All these things that I’ve done, The Killers (Southland Tales, Richard Kelly, 2009)
Por Mónica Jordan
Justin Timberlake interpreta a un veterano de guerra en Southland Tales. Apostado en el horizonte de su ciudad, bajo su condición de francotirador, salvaguarda el orden establecido de posibles ataques, pero desde su mirilla y situación estratégica es capaz también de discernir entre la playa y los granos de arena que la conforman. No debe extrañarnos, pues, que Richard Kelly lo escoja como nuestro guía; y es que Pilot Abilene (Timberlake) será nuestro narrador, el responsable de explicarnos los hechos aunque sea con el hastío que le genera ser tratado como una aposición en una Historia de la que ha formado parte activa.

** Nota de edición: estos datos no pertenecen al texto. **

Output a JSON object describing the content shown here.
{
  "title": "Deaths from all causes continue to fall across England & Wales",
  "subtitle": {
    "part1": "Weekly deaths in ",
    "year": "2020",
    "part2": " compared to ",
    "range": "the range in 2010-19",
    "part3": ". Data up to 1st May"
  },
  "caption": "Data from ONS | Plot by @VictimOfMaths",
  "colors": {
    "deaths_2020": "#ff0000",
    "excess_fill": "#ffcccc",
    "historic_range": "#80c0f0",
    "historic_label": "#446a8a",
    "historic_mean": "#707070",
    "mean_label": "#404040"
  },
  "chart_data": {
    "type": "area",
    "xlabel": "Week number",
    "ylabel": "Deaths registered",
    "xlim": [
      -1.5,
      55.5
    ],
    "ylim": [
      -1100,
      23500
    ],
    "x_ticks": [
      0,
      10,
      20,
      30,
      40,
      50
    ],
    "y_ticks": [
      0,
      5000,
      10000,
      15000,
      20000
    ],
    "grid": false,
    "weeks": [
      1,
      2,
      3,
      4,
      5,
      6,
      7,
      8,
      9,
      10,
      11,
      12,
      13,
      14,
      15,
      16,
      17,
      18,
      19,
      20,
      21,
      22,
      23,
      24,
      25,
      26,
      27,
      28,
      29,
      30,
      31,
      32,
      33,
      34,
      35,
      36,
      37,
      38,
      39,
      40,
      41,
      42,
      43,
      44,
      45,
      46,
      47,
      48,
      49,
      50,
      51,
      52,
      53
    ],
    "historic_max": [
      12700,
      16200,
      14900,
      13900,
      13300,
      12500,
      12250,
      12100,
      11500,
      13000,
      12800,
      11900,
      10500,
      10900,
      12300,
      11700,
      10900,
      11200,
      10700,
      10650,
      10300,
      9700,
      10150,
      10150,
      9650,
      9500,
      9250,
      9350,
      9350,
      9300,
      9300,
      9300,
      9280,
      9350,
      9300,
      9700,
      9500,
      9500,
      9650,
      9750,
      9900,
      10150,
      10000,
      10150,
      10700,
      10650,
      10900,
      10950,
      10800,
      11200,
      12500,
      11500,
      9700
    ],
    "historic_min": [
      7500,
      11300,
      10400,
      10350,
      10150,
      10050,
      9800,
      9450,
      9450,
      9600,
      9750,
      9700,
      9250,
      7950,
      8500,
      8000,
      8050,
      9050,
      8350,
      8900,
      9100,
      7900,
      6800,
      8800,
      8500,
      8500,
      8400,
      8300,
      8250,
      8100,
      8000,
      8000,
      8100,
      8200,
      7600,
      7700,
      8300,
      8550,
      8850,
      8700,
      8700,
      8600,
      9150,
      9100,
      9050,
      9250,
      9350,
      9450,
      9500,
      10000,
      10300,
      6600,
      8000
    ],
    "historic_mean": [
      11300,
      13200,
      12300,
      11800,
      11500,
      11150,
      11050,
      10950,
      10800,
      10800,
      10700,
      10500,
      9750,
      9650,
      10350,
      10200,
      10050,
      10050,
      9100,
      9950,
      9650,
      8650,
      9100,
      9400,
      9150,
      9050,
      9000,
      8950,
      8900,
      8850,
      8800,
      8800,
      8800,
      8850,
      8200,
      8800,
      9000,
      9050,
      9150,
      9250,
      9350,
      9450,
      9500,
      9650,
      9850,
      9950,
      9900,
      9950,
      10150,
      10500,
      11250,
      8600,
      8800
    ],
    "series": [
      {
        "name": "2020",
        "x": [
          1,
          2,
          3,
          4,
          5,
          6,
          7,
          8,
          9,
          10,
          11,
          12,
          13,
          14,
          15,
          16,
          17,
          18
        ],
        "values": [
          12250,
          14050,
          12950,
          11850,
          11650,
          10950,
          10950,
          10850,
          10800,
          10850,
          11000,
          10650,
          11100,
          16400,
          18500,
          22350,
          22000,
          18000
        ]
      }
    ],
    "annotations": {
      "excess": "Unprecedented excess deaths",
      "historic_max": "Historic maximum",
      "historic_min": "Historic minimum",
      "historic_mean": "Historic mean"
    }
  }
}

Música pop, imágenes oníricas, estados ¿irreales?… Las fronteras de la ficción y la realidad se confunden y funden, lo que sucede es difícil de interpretar porque la verdad es poliédrica. Ante ese estado líquido, Pilot Abilene se convierte en un semidiós, en un demiurgo que todo lo sabe pero al que nadie considera. Sin embargo, Kelly es siempre generoso con sus personajes, por lo que acaba por concederle un episodio introspectivo que nos adentra en su estado mental y emocional, y en esas nos regala una escena musical a ritmo del All these things that I’ve done de The Killers.
Sumido en la anomia, Abilene se inyecta el mismo Fluid Karma con el que en el Ejército muchos de sus compañeros murieron. Huir, sentirse fuera de sí mismo, desligarse del entorno; en definitiva, dejar de ser un hombre hueco, como diría T.S. Eliot, para recuperar su humanidad. Así, cantando el tropo I got a soul but I’m not a soldier se convence, por fin, de que no es, como quieren hacerle creer, tan solo una nota al margen.